За столом воцарилось молчание. Стасов допивал остывающий
кофе и думал о том, что найти аргументы, опровергающие только что услышанное,
будет непросто. Но их нужно найти обязательно, иначе… Что – иначе? Придется
смириться с необъяснимым? Смулов не мог убить Алину Вазнис. В его положении это
все равно что убить самого себя, загубить лучший свой фильм, прекратить
режиссерскую деятельность. Зачем ему убивать Алину? Зачем?
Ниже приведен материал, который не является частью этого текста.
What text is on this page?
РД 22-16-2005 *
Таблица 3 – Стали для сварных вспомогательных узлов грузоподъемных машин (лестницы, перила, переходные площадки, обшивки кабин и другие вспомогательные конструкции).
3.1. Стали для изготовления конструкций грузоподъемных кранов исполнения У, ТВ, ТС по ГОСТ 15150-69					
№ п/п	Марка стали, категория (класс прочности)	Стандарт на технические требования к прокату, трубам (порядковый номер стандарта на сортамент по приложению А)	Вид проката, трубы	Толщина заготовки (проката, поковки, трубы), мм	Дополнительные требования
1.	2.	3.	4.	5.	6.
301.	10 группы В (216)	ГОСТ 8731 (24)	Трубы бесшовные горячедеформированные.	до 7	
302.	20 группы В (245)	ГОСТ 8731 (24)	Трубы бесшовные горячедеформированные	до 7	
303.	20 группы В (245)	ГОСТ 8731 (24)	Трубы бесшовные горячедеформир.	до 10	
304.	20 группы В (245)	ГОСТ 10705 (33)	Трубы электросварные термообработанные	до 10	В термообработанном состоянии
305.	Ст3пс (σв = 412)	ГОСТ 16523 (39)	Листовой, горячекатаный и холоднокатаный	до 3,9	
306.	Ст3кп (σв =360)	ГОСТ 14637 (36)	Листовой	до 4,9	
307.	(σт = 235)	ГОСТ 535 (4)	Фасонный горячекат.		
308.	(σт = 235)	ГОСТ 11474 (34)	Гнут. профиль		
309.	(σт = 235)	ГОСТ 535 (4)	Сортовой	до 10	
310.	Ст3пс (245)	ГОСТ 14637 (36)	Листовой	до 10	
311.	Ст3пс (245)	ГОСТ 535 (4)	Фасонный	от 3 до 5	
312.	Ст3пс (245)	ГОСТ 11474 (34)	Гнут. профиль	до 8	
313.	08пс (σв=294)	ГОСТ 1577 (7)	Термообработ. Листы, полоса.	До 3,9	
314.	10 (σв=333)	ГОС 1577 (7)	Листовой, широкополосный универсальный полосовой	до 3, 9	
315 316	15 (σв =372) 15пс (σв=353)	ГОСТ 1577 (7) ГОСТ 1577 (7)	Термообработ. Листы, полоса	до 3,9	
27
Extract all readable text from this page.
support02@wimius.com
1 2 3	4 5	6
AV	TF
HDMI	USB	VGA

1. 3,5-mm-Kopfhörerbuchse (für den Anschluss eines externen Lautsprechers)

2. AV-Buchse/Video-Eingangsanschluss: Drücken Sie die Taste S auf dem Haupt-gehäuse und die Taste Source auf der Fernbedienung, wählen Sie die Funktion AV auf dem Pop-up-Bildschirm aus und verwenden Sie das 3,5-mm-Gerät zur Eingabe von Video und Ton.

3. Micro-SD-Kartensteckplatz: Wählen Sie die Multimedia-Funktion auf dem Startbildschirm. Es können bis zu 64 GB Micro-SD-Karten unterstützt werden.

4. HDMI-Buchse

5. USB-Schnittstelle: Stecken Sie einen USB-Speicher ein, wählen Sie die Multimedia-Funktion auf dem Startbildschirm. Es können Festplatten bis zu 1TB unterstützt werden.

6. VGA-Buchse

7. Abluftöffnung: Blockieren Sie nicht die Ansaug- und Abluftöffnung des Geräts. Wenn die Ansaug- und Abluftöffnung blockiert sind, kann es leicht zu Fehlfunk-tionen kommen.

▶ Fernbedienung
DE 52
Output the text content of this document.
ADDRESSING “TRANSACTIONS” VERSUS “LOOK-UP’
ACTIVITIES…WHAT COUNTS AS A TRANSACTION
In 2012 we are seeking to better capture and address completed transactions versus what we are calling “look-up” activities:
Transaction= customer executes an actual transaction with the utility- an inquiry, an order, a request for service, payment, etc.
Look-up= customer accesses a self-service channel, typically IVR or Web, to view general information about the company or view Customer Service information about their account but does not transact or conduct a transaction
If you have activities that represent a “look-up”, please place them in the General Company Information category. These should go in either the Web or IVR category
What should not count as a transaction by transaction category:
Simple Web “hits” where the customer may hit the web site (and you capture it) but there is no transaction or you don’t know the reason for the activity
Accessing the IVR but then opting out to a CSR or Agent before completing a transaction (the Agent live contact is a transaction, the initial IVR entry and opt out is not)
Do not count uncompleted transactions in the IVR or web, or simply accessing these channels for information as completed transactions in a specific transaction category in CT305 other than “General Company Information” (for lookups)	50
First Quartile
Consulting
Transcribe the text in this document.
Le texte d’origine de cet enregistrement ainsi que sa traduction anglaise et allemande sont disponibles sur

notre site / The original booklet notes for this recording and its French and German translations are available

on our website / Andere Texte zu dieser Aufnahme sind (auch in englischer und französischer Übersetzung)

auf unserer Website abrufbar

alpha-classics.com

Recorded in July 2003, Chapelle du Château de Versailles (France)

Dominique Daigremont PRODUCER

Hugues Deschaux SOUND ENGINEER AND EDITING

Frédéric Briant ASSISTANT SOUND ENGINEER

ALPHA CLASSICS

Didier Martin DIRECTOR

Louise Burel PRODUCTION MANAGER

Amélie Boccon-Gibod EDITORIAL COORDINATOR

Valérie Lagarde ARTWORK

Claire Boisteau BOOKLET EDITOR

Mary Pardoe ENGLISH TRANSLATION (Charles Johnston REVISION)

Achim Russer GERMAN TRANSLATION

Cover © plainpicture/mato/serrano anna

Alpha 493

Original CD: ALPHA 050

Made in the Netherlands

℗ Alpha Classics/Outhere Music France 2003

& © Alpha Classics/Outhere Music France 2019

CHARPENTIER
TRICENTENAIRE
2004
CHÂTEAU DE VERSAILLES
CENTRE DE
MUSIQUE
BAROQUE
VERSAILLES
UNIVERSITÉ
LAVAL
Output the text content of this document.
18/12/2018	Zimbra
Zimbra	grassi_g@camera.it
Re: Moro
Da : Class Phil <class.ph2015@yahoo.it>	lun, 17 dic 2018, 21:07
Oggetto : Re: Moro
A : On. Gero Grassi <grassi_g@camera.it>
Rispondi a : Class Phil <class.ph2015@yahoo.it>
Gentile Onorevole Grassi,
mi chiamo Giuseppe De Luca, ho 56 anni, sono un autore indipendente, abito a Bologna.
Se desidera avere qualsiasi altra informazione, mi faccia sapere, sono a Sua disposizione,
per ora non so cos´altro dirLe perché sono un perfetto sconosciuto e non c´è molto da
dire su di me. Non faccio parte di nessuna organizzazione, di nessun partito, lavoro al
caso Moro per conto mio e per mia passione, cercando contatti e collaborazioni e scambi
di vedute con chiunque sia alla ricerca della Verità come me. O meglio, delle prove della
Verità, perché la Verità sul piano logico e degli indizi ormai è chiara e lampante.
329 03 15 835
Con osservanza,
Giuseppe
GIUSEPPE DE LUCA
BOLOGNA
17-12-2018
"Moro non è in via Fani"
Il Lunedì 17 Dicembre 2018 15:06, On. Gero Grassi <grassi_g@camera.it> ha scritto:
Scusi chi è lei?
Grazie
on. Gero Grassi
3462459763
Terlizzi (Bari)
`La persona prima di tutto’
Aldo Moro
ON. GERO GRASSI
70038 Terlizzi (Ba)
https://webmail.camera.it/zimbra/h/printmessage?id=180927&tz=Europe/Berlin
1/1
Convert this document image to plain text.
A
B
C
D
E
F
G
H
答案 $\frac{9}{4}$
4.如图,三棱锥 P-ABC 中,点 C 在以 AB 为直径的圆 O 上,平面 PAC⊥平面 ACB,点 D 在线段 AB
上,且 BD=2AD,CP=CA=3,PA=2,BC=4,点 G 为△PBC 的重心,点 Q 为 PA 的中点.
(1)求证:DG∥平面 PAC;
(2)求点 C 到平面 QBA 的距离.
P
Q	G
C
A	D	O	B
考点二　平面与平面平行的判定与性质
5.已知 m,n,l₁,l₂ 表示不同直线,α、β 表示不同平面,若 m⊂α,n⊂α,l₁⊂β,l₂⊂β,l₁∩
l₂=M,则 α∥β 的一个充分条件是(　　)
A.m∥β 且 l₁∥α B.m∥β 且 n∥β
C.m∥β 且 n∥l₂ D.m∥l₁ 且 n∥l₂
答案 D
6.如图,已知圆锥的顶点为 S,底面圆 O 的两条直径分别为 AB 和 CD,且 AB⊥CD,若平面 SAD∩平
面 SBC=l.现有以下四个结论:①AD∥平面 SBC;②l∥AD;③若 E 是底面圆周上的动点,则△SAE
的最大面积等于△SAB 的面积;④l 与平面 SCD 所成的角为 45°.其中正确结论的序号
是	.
– Зачем? – невольно повторил он вслух.
И Коротков откликнулся как эхо:
– Зачем? Асенька, зачем Смулову убивать Алину? Ты
видишь причину?
– Нет, – покачала она головой. – Причины я не
вижу. Поэтому и боюсь, что все это полный бред. Остается дневник. Может быть, в
нем есть хоть что-нибудь, хоть намек, хоть полслова. Я поеду к Гмыре, возьму
этот дневник и буду читать, пока не выучу наизусть. Но чует мое сердце, что это
бесполезно. Если бы там было что-нибудь, изобличающее преступника, он не
подбросил бы дневник Шалиско. Он же понимал, что если мы выйдем на Павла, то и
дневник найдем, и прочитаем, что в нем написано. Кроме того, Гмыря сказал, что
записи относятся к периоду с ноября 1993 по март 1995 года. Если причина
убийства возникла позже, то в дневнике об этом вообще нет ни слова и быть не
может. Одна надежда: там есть какой-нибудь нюанс, который поможет хоть что-то
понять. В первую очередь, понять саму Алину, настоящую, а не ту, которую нам
нарисовала кисть гениального художника. Знаете, что еще я поняла из фильмов
Смулова? Он нас с вами ни в грош не ставит. Он считает нас дураками.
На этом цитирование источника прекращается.